What is even more troubling is that it took more than 20 years for the suppressed studies to see the light of day. This is long enough for many of the drugs involved in those studies to go off patent, after earning billions for the companies that suppressed the evidence that they were selling expensive, addictive placebos that have frightening side effects and most definitely increase insulin resistance.

If you care about your health, demand that your elected representatives change the laws that allow drug companies to sell their drugs to the public via television advertising. These ads are alway full of misrepresentations, but the drug companies know that by the time they get nailed for them, the ad will have already been seen hundreds of times by hundreds of millions of medically naive consumers.

And if you care about health, you should also demand that your elected representatives demand that the FDA make public all studies submitted as part of the drug approval process.
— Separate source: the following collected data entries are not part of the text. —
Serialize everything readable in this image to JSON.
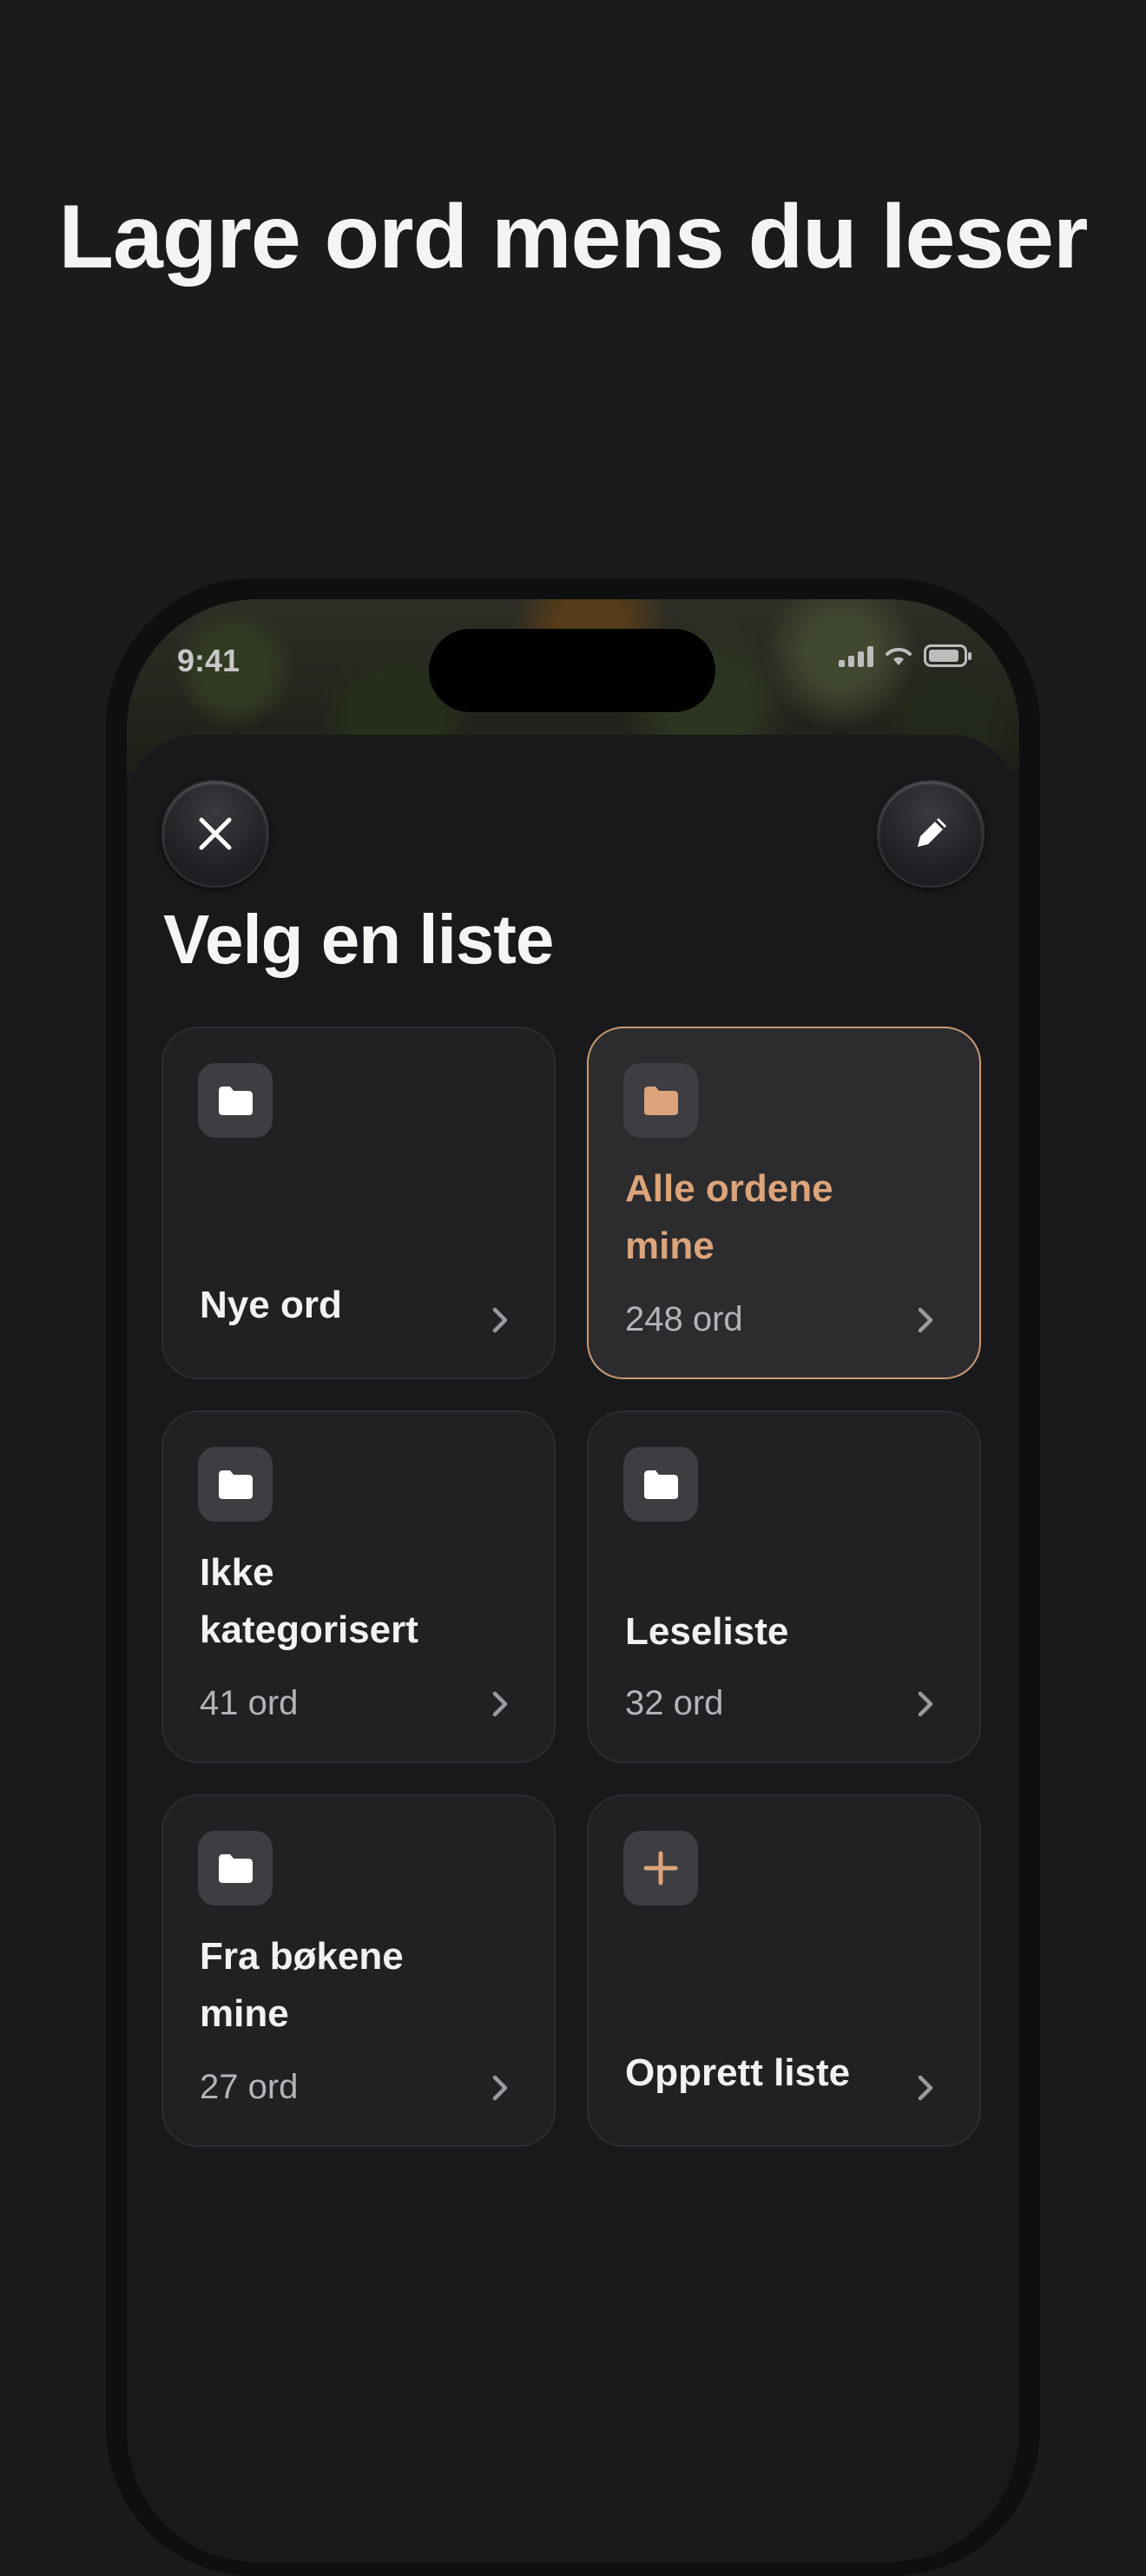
{
  "headline": "Lagre ord mens du leser",
  "status_bar": {
    "time": "9:41"
  },
  "sheet": {
    "title": "Velg en liste",
    "close_icon": "close-icon",
    "edit_icon": "pencil-icon"
  },
  "lists": [
    {
      "title": "Nye ord",
      "count": "",
      "icon": "folder-icon"
    },
    {
      "title": "Alle ordene mine",
      "count": "248 ord",
      "icon": "folder-icon",
      "selected": true
    },
    {
      "title": "Ikke kategorisert",
      "count": "41 ord",
      "icon": "folder-icon"
    },
    {
      "title": "Leseliste",
      "count": "32 ord",
      "icon": "folder-icon"
    },
    {
      "title": "Fra bøkene mine",
      "count": "27 ord",
      "icon": "folder-icon"
    },
    {
      "title": "Opprett liste",
      "count": "",
      "icon": "plus-icon"
    }
  ],
  "colors": {
    "accent": "#dca47a",
    "background": "#1b1b1d",
    "card": "#212124"
  }
}
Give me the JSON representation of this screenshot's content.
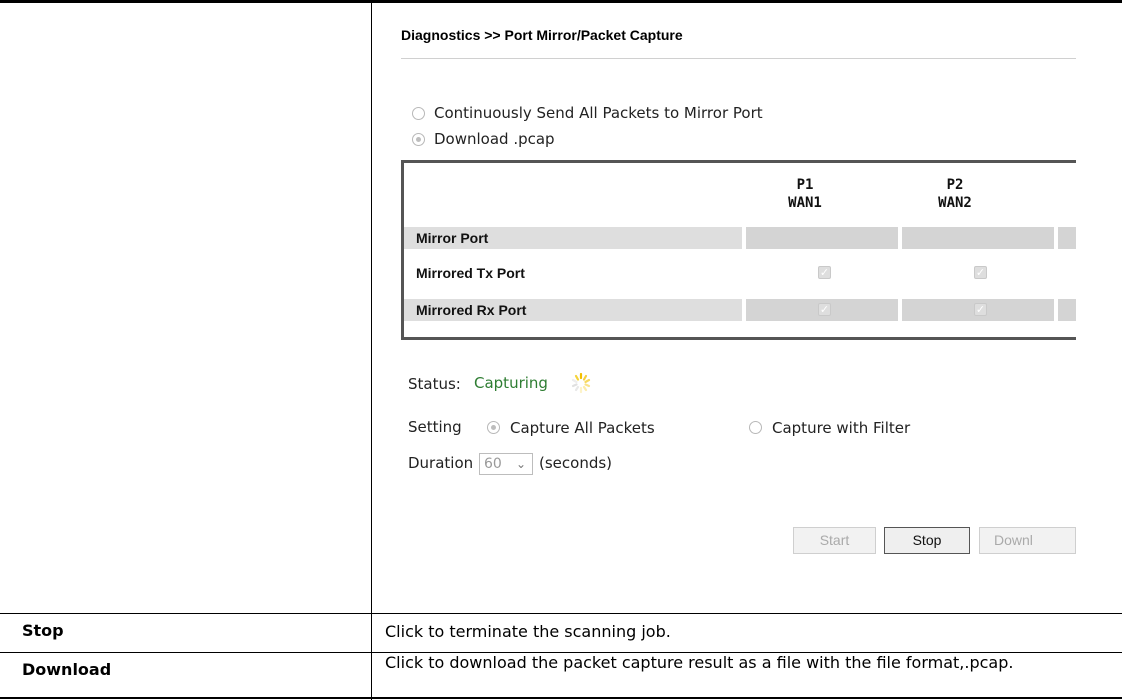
{
  "screenshot": {
    "title": "Diagnostics >> Port Mirror/Packet Capture",
    "mode_options": [
      "Continuously Send All Packets to Mirror Port",
      "Download .pcap"
    ],
    "selected_mode": "Download .pcap",
    "table": {
      "headers": [
        {
          "port": "P1",
          "name": "WAN1"
        },
        {
          "port": "P2",
          "name": "WAN2"
        }
      ],
      "rows": [
        "Mirror Port",
        "Mirrored Tx Port",
        "Mirrored Rx Port"
      ]
    },
    "status_label": "Status:",
    "status_value": "Capturing",
    "setting_label": "Setting",
    "setting_options": [
      "Capture All Packets",
      "Capture with Filter"
    ],
    "selected_setting": "Capture All Packets",
    "duration_label": "Duration",
    "duration_value": "60",
    "duration_unit": "(seconds)",
    "buttons": {
      "start": "Start",
      "stop": "Stop",
      "download": "Downl"
    }
  },
  "descriptions": [
    {
      "term": "Stop",
      "text": "Click to terminate the scanning job."
    },
    {
      "term": "Download",
      "text": "Click to download the packet capture result as a file with the file format,.pcap."
    }
  ],
  "colors": {
    "status": "#2e7d32",
    "row_shade": "#dedede"
  }
}
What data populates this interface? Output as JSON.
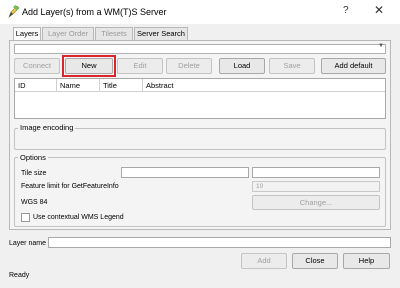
{
  "window": {
    "title": "Add Layer(s) from a WM(T)S Server",
    "help_glyph": "?",
    "close_glyph": "✕"
  },
  "tabs": [
    {
      "label": "Layers"
    },
    {
      "label": "Layer Order"
    },
    {
      "label": "Tilesets"
    },
    {
      "label": "Server Search"
    }
  ],
  "connection": {
    "selected": "",
    "buttons": {
      "connect": "Connect",
      "new": "New",
      "edit": "Edit",
      "delete": "Delete",
      "load": "Load",
      "save": "Save",
      "add_default": "Add default servers"
    }
  },
  "layers_table": {
    "columns": [
      "ID",
      "Name",
      "Title",
      "Abstract"
    ]
  },
  "image_encoding": {
    "title": "Image encoding"
  },
  "options": {
    "title": "Options",
    "tile_size_label": "Tile size",
    "tile_size_value_1": "",
    "tile_size_value_2": "",
    "feature_limit_label": "Feature limit for GetFeatureInfo",
    "feature_limit_value": "10",
    "crs_label": "WGS 84",
    "change_button": "Change...",
    "legend_checkbox_label": "Use contextual WMS Legend"
  },
  "layer_name": {
    "label": "Layer name",
    "value": ""
  },
  "footer": {
    "add": "Add",
    "close": "Close",
    "help": "Help"
  },
  "status": "Ready",
  "colors": {
    "highlight": "#d9262c"
  }
}
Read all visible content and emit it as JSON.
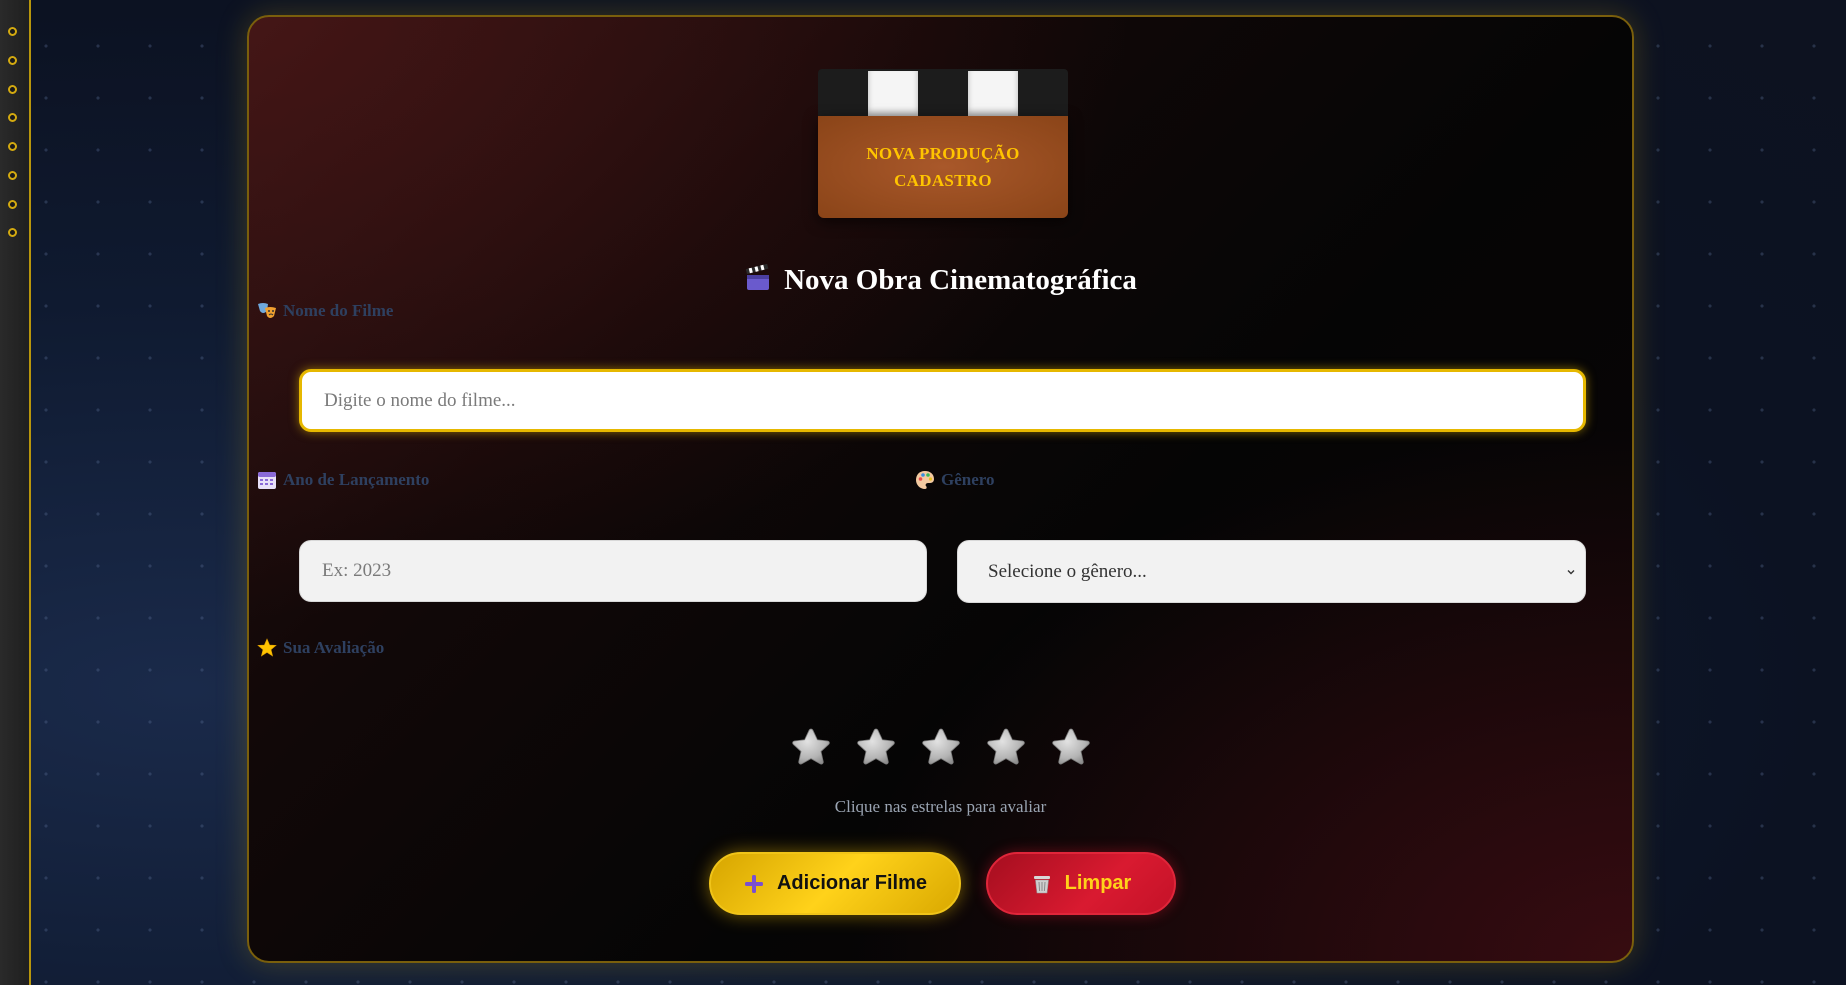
{
  "clapperboard": {
    "line1": "NOVA PRODUÇÃO",
    "line2": "CADASTRO"
  },
  "form": {
    "title": "Nova Obra Cinematográfica",
    "title_icon": "clapperboard-icon",
    "name_field": {
      "label": "Nome do Filme",
      "icon": "theater-masks-icon",
      "placeholder": "Digite o nome do filme...",
      "value": ""
    },
    "year_field": {
      "label": "Ano de Lançamento",
      "icon": "calendar-icon",
      "placeholder": "Ex: 2023",
      "value": ""
    },
    "genre_field": {
      "label": "Gênero",
      "icon": "palette-icon",
      "selected": "Selecione o gênero..."
    },
    "rating": {
      "label": "Sua Avaliação",
      "icon": "star-icon",
      "max_stars": 5,
      "selected_stars": 0,
      "hint": "Clique nas estrelas para avaliar"
    },
    "buttons": {
      "add_label": "Adicionar Filme",
      "add_icon": "plus-icon",
      "clear_label": "Limpar",
      "clear_icon": "trash-icon"
    }
  },
  "colors": {
    "accent_gold": "#ffc400",
    "danger_red": "#d91a30",
    "label_blue": "#2e4060"
  }
}
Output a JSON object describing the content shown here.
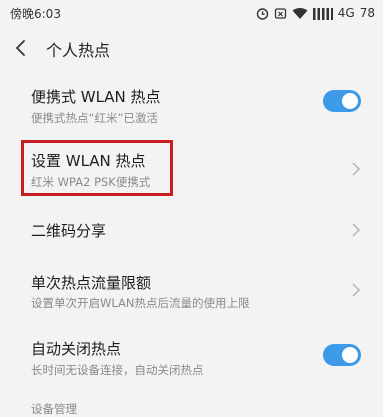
{
  "status_bar": {
    "time": "傍晚6:03",
    "network": "4G",
    "battery": "78",
    "icons": [
      "alarm-icon",
      "mute-icon",
      "wifi-icon",
      "signal-icon",
      "battery-icon"
    ]
  },
  "header": {
    "title": "个人热点",
    "back_icon": "chevron-left-icon"
  },
  "settings": [
    {
      "title": "便携式 WLAN 热点",
      "subtitle": "便携式热点“红米”已激活",
      "control": "toggle",
      "enabled": true
    },
    {
      "title": "设置 WLAN 热点",
      "subtitle": "红米 WPA2 PSK便携式",
      "control": "chevron"
    },
    {
      "title": "二维码分享",
      "subtitle": "",
      "control": "chevron"
    },
    {
      "title": "单次热点流量限额",
      "subtitle": "设置单次开启WLAN热点后流量的使用上限",
      "control": "chevron"
    },
    {
      "title": "自动关闭热点",
      "subtitle": "长时间无设备连接，自动关闭热点",
      "control": "toggle",
      "enabled": true
    }
  ],
  "section": {
    "label": "设备管理"
  },
  "colors": {
    "background": "#f3f3f3",
    "accent": "#3d9ae8",
    "highlight": "#c81e23",
    "subtitle": "#8a8a8a"
  }
}
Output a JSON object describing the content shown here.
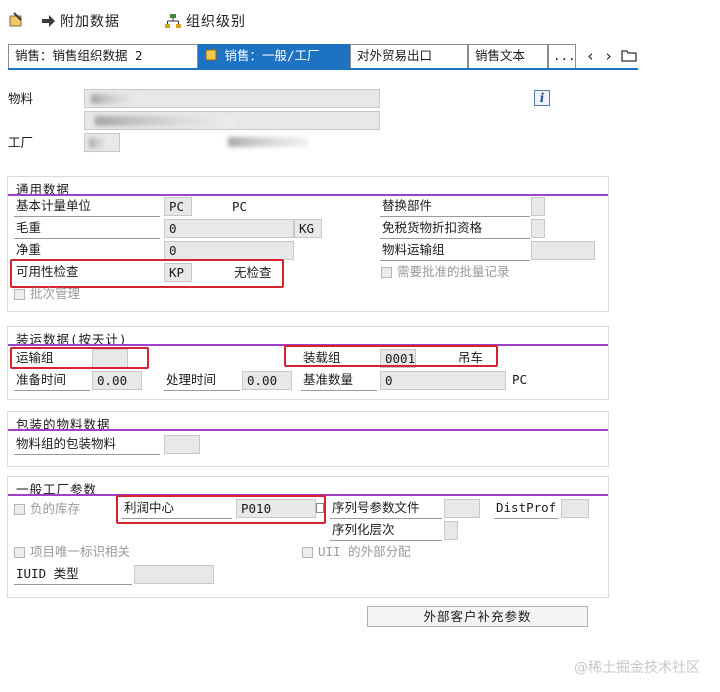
{
  "toolbar": {
    "items": [
      {
        "label": ""
      },
      {
        "label": "附加数据"
      },
      {
        "label": "组织级别"
      }
    ]
  },
  "tabs": [
    {
      "label": "销售：销售组织数据 2"
    },
    {
      "label": "销售：一般/工厂"
    },
    {
      "label": "对外贸易出口"
    },
    {
      "label": "销售文本"
    },
    {
      "label": "..."
    }
  ],
  "header": {
    "material_label": "物料",
    "plant_label": "工厂",
    "info_label": "i"
  },
  "general": {
    "title": "通用数据",
    "base_unit_label": "基本计量单位",
    "base_unit_value": "PC",
    "base_unit_text": "PC",
    "gross_weight_label": "毛重",
    "gross_weight_value": "0",
    "weight_unit": "KG",
    "net_weight_label": "净重",
    "net_weight_value": "0",
    "availability_label": "可用性检查",
    "availability_value": "KP",
    "availability_text": "无检查",
    "batch_label": "批次管理",
    "replacement_label": "替换部件",
    "dutyfree_label": "免税货物折扣资格",
    "transport_group_label": "物料运输组",
    "approved_batch_label": "需要批准的批量记录"
  },
  "shipping": {
    "title": "装运数据(按天计)",
    "transport_group_label": "运输组",
    "loading_group_label": "装载组",
    "loading_group_value": "0001",
    "loading_group_text": "吊车",
    "setup_time_label": "准备时间",
    "setup_time_value": "0.00",
    "proc_time_label": "处理时间",
    "proc_time_value": "0.00",
    "base_qty_label": "基准数量",
    "base_qty_value": "0",
    "base_qty_unit": "PC"
  },
  "packaging": {
    "title": "包装的物料数据",
    "pack_material_label": "物料组的包装物料"
  },
  "plant_params": {
    "title": "一般工厂参数",
    "neg_stock_label": "负的库存",
    "profit_center_label": "利润中心",
    "profit_center_value": "P010",
    "serial_profile_label": "序列号参数文件",
    "distprof_label": "DistProf",
    "serial_level_label": "序列化层次",
    "unique_item_label": "项目唯一标识相关",
    "uii_label": "UII 的外部分配",
    "iuid_label": "IUID 类型"
  },
  "ext_button": {
    "label": "外部客户补充参数"
  },
  "watermark": "@稀土掘金技术社区",
  "colors": {
    "tab_active": "#1e72c4",
    "group_line": "#a040c8",
    "highlight": "#d7232f"
  }
}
Before the drug is approved.

Our ability to trust the safety of FDA-approved medications is lower now than it has been at any time since the FDA was first chartered to protect the public from drugs that were maiming and killing people. If the system isn't cleaned up, it is only a matter of time until we have a drug-induced disaster that will make the effects Thalidomide look trivial.

For that matter, we may already have had it. It may just take another decade for people to realize it.